Pub/Sub vs Queue semantics: queue = competing consumers (one message → exactly one consumer in the group processes it); pub/sub (topics) = fan-out (one message → every subscriber receives a copy). Some brokers blend them (Kafka consumer groups = queue inside a topic; SNS+SQS = pub/sub feeding queues).

Kafka is a distributed, partitioned, replicated append-only log. Topics split into partitions; each partition ordered; consumers track offsets. Retains messages for a retention window (hours to forever). Enables replay, multiple consumer groups, high throughput (millions of msg/s). Trade: operational complexity (ZooKeeper or KRaft, tuning, storage).

RabbitMQ is a smart broker: exchanges (routing rules) → queues → consumers. Supports direct / topic / fanout / headers exchanges. Per-message ack, DLQ, priority queues, message TTL. Easier to operate than Kafka, lower max throughput.

Managed queues (SQS, Pub/Sub, Service Bus): zero ops, pay-per-message, auto-scale. SQS specifics: at-least-once by default; FIFO queues offer exactly-once (with message-dedup window + strict order, throughput-limited). Pub/Sub: push or pull delivery, auto-scaling subscribers.

Delivery guarantees in depth: at-least-once is the practical default — producer retries on failed ACK; consumer might process a message it already processed. Exactly-once in reality = at-least-once + idempotent consumer OR transactional outbox pattern (write to DB + emit to queue in the same transaction). Kafka exactly-once-semantics uses idempotent producer + transactional consumer read-then-write atomics.

**Backpressure**: when consumers are slower than producers, the queue grows. Mitigations: (i) scale consumers horizontally (if possible); (ii) reject-at-ingress / slow down producers via rate limits; (iii) drop low-priority (non-critical notifications); (iv) spill to cheaper storage (S3 archive).

Ordering: strict order is expensive at scale — requires a single partition per ordering key. Kafka's partitions are ordered; across partitions, no ordering guarantee. Model carefully: 'events for user X must be in order' → partition by user_id; 'events across the system must be in order' → single partition (throughput bottleneck).
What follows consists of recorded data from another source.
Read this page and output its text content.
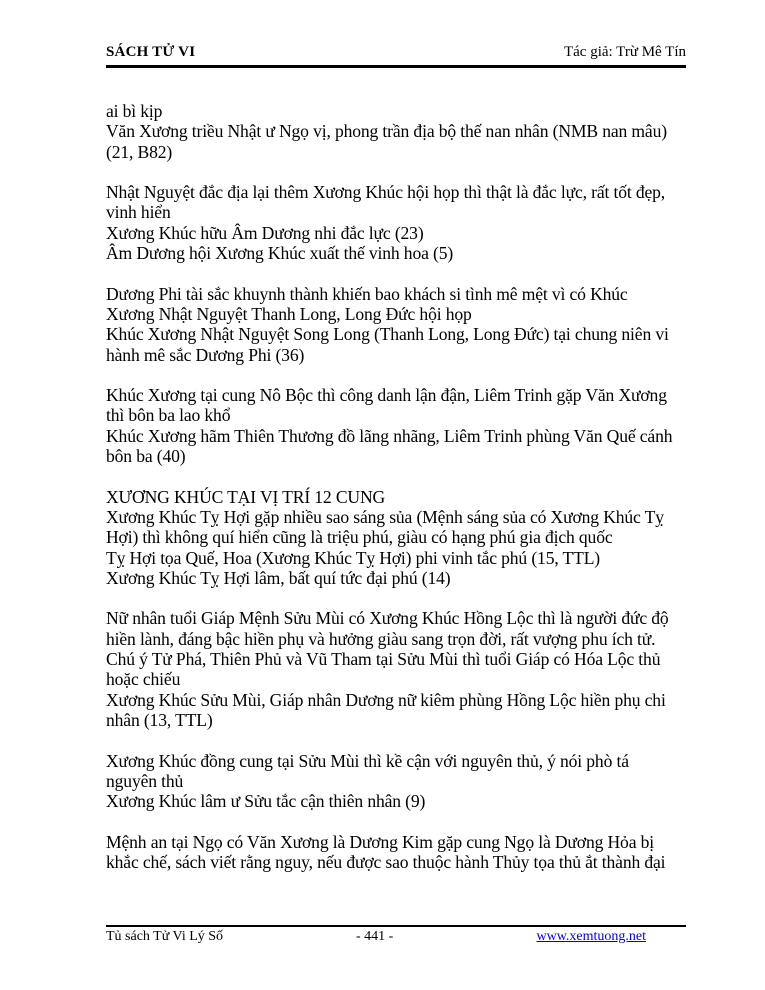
SÁCH TỬ VI	Tác giả: Trừ Mê Tín
ai bì kịp
Văn Xương triều Nhật ư Ngọ vị, phong trần địa bộ thế nan nhân (NMB nan mâu)
(21, B82)
Nhật Nguyệt đắc địa lại thêm Xương Khúc hội họp thì thật là đắc lực, rất tốt đẹp,
vinh hiển
Xương Khúc hữu Âm Dương nhi đắc lực (23)
Âm Dương hội Xương Khúc xuất thế vinh hoa (5)
Dương Phi tài sắc khuynh thành khiến bao khách si tình mê mệt vì có Khúc
Xương Nhật Nguyệt Thanh Long, Long Đức hội họp
Khúc Xương Nhật Nguyệt Song Long (Thanh Long, Long Đức) tại chung niên vi
hành mê sắc Dương Phi (36)
Khúc Xương tại cung Nô Bộc thì công danh lận đận, Liêm Trinh gặp Văn Xương
thì bôn ba lao khổ
Khúc Xương hãm Thiên Thương đồ lãng nhãng, Liêm Trinh phùng Văn Quế cánh
bôn ba (40)
XƯƠNG KHÚC TẠI VỊ TRÍ 12 CUNG
Xương Khúc Tỵ Hợi gặp nhiều sao sáng sủa (Mệnh sáng sủa có Xương Khúc Tỵ
Hợi) thì không quí hiển cũng là triệu phú, giàu có hạng phú gia địch quốc
Tỵ Hợi tọa Quế, Hoa (Xương Khúc Tỵ Hợi) phi vinh tắc phú (15, TTL)
Xương Khúc Tỵ Hợi lâm, bất quí tức đại phú (14)
Nữ nhân tuổi Giáp Mệnh Sửu Mùi có Xương Khúc Hồng Lộc thì là người đức độ
hiền lành, đáng bậc hiền phụ và hưởng giàu sang trọn đời, rất vượng phu ích tử.
Chú ý Tử Phá, Thiên Phủ và Vũ Tham tại Sửu Mùi thì tuổi Giáp có Hóa Lộc thủ
hoặc chiếu
Xương Khúc Sửu Mùi, Giáp nhân Dương nữ kiêm phùng Hồng Lộc hiền phụ chi
nhân (13, TTL)
Xương Khúc đồng cung tại Sửu Mùi thì kề cận với nguyên thủ, ý nói phò tá
nguyên thủ
Xương Khúc lâm ư Sửu tắc cận thiên nhân (9)
Mệnh an tại Ngọ có Văn Xương là Dương Kim gặp cung Ngọ là Dương Hỏa bị
khắc chế, sách viết rằng nguy, nếu được sao thuộc hành Thủy tọa thủ ắt thành đại
Tủ sách Tử Vi Lý Số	- 441 -	www.xemtuong.net
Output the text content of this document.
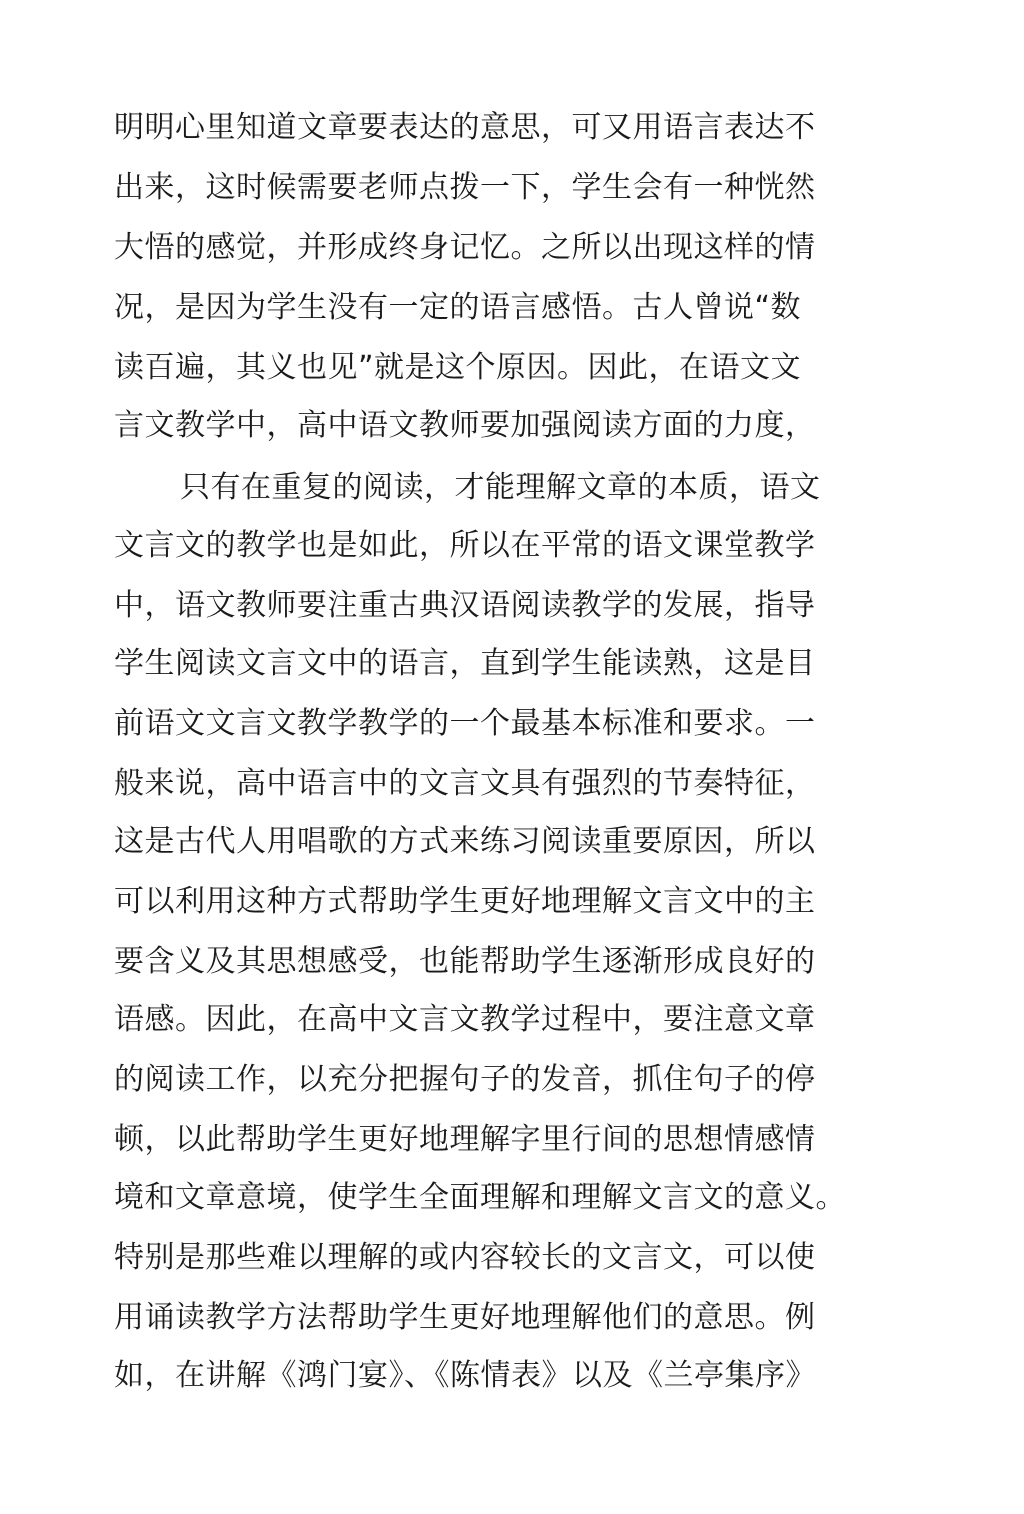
明明心里知道文章要表达的意思，可又用语言表达不
出来，这时候需要老师点拨一下，学生会有一种恍然
大悟的感觉，并形成终身记忆。之所以出现这样的情
况，是因为学生没有一定的语言感悟。古人曾说“数
读百遍，其义也见”就是这个原因。因此，在语文文
言文教学中，高中语文教师要加强阅读方面的力度，
只有在重复的阅读，才能理解文章的本质，语文
文言文的教学也是如此，所以在平常的语文课堂教学
中，语文教师要注重古典汉语阅读教学的发展，指导
学生阅读文言文中的语言，直到学生能读熟，这是目
前语文文言文教学教学的一个最基本标准和要求。一
般来说，高中语言中的文言文具有强烈的节奏特征，
这是古代人用唱歌的方式来练习阅读重要原因，所以
可以利用这种方式帮助学生更好地理解文言文中的主
要含义及其思想感受，也能帮助学生逐渐形成良好的
语感。因此，在高中文言文教学过程中，要注意文章
的阅读工作，以充分把握句子的发音，抓住句子的停
顿，以此帮助学生更好地理解字里行间的思想情感情
境和文章意境，使学生全面理解和理解文言文的意义。
特别是那些难以理解的或内容较长的文言文，可以使
用诵读教学方法帮助学生更好地理解他们的意思。例
如，在讲解《鸿门宴》、《陈情表》以及《兰亭集序》
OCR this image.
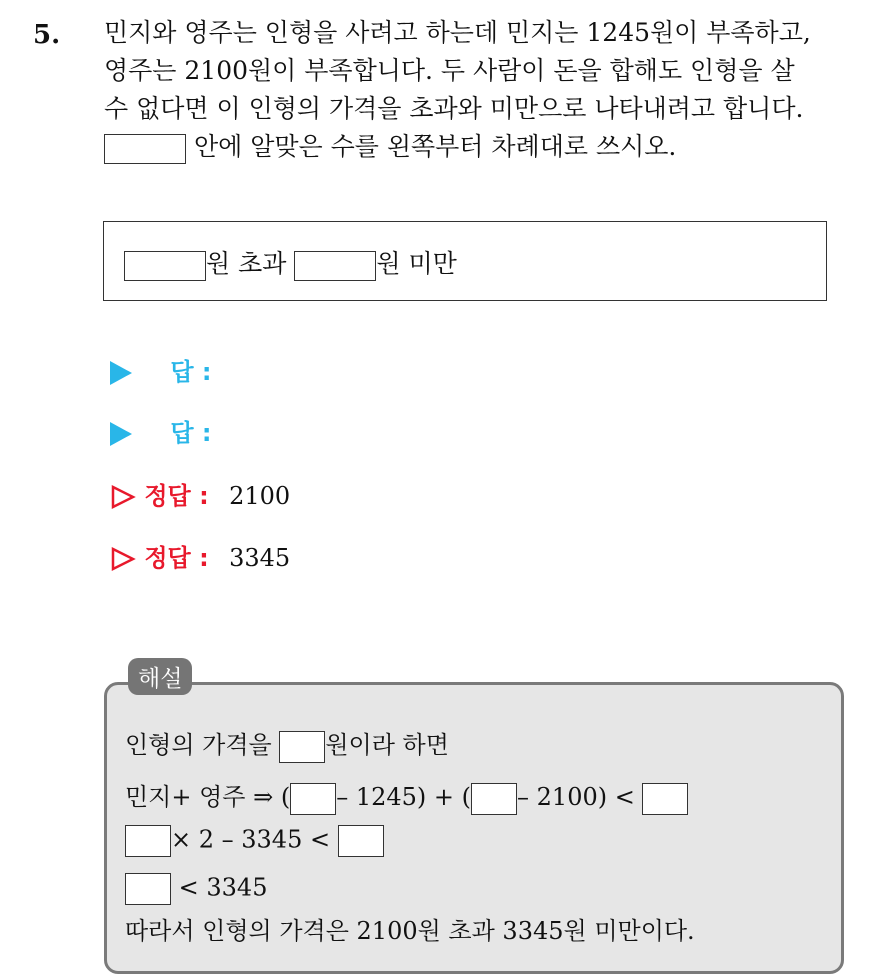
5. 민지와 영주는 인형을 사려고 하는데 민지는 1245원이 부족하고,
영주는 2100원이 부족합니다. 두 사람이 돈을 합해도 인형을 살
수 없다면 이 인형의 가격을 초과와 미만으로 나타내려고 합니다.
안에 알맞은 수를 왼쪽부터 차례대로 쓰시오.
원 초과	원 미만
답 :
답 :
정답 : 2100
정답 : 3345
인형의 가격을 원이라 하면
민지+ 영주 ⇒ ( – 1245) + ( – 2100) <
× 2 – 3345 <
< 3345
따라서 인형의 가격은 2100원 초과 3345원 미만이다.
해설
Transactional outbox pattern: to reliably emit a message AFTER a DB commit, write the message to an 'outbox' table in the same transaction. A separate process reads the outbox and publishes to the queue, marking as sent. Avoids the classic dual-write problem (DB committed but queue push failed → lost event).

Observability: queue depth (alert when queue grows beyond baseline → consumers lagging), consumer lag per partition (Kafka), DLQ size (never 0 in prod without investigation), p99 processing time, retry rate. Build runbooks around these signals.